Jeff:                 

So I’m going to pause us here, because I think this is a really, this has been a neat dive into the building blocks. I almost said [00:30:00] the Roblox, the building blocks of what this is. So, we’re going to cover in this series four pieces, A, what we just talked about, setting the stage, the very transactional pieces of what this is. The next piece of it, which I’m excited to get into is applications. Let’s talk about places where this is really being used. We’ve touched on a couple of them already, Bored Ape and Top Shot. See what I did?

Nadya:             

Mm-hmm (affirmative).

Jeff:                 

And then, we’ll [00:30:30] get into a concept that is even more dense and undefined than this, which is the metaverse-

Nadya:             

But which we’ve alluded to when these kids are playing these games. They’re living in a metaverse.

Jeff:                 

A hundred percent.

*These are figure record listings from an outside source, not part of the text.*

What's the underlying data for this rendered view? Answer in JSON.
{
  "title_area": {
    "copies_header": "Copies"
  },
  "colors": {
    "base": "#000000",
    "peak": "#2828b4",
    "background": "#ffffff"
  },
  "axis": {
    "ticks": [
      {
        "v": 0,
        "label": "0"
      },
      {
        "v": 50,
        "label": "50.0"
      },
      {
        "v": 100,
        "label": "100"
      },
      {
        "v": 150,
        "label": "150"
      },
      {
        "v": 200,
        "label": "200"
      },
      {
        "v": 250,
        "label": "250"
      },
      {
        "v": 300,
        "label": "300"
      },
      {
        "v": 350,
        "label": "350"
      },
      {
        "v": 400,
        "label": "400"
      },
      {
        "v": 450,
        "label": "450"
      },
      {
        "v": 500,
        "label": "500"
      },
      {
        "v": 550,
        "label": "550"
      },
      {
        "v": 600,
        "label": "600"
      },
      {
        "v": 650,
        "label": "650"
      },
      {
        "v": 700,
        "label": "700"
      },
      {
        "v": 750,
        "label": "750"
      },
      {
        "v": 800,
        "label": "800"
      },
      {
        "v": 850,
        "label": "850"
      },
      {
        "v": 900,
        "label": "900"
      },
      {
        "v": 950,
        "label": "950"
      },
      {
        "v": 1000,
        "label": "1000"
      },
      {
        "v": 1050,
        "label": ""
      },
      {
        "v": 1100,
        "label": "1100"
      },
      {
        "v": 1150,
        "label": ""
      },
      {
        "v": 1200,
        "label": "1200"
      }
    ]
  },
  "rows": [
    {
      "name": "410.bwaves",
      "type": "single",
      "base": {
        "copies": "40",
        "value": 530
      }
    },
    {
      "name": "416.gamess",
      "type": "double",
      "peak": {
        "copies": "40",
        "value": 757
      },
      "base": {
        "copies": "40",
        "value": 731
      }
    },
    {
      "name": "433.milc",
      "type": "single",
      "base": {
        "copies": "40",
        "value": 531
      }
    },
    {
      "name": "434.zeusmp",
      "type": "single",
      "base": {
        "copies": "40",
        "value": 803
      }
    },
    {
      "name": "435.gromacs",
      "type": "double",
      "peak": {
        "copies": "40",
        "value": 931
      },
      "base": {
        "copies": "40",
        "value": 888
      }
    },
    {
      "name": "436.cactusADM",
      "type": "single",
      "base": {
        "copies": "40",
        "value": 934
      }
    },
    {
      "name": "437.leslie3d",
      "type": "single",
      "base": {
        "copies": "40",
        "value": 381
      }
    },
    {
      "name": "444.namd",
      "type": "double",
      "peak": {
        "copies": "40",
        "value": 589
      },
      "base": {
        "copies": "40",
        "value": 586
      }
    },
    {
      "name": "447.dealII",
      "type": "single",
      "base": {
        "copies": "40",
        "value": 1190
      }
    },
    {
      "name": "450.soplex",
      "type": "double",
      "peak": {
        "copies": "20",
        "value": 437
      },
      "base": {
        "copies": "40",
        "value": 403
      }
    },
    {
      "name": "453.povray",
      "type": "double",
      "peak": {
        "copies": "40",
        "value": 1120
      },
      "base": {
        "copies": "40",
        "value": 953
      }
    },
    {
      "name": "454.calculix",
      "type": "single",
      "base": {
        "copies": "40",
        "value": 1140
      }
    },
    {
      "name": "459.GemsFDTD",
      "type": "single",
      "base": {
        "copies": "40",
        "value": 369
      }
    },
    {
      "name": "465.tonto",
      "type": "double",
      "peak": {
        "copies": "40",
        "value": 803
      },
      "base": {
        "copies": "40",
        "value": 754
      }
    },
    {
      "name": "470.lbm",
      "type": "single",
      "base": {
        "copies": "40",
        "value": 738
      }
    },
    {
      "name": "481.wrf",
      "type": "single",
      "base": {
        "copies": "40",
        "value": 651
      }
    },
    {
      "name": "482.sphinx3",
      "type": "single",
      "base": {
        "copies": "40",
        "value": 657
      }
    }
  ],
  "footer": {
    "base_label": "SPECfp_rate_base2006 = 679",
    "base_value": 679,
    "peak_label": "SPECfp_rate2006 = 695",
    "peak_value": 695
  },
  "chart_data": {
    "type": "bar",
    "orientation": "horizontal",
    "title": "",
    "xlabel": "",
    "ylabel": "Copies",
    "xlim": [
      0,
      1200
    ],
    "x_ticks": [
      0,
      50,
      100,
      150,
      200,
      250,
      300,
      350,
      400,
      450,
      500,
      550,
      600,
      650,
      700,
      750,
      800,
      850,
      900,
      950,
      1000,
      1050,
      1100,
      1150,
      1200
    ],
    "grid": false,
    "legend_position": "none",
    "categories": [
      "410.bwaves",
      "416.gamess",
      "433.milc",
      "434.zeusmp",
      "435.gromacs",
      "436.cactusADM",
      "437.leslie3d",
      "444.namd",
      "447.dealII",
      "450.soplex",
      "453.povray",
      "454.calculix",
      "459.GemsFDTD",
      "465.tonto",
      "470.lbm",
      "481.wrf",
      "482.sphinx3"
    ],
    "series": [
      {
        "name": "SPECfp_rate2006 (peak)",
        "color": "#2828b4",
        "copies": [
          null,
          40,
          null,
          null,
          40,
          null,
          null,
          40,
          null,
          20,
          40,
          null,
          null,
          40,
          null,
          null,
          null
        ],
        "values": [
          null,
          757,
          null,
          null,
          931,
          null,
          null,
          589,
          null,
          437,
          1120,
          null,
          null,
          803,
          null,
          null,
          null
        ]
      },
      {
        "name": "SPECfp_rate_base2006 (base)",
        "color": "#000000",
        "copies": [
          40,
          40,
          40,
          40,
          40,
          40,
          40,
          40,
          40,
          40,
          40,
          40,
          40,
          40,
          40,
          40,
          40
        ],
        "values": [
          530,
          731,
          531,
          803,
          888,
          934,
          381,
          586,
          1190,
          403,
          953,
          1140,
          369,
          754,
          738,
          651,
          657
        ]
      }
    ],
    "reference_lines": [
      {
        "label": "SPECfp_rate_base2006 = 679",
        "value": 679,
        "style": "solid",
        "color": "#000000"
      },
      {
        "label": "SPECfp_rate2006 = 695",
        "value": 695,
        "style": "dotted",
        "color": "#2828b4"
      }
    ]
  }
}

And then, we’ll take it even one step further with Nadya. Nadya, as GI mentioned, is an artist. And we’ll actually go through the process of creating some NFT art, based off of things that Nadya has already created and, hopefully, [00:31:00] mint a multi, multi-millionaire in the process. Which I said, if that does work out, I do want an original piece. But I’d like it physical.

Nadya:             

Mm-hmm (affirmative), yeah.

GI:                   

The physical copy.

Jeff:                 

The physical copy as well.

GI:                   

And a cut of the royalties, too.

Jeff:                 

The cut of the royalties. So I’m going to put a wrap on episode one here. Nadya Scheiner, GI Zaratsian, CEO and founder of Fandem, with me. And thanks everybody for joining and look forward to episode two, where we get deeper [00:31:30] into NFT applications.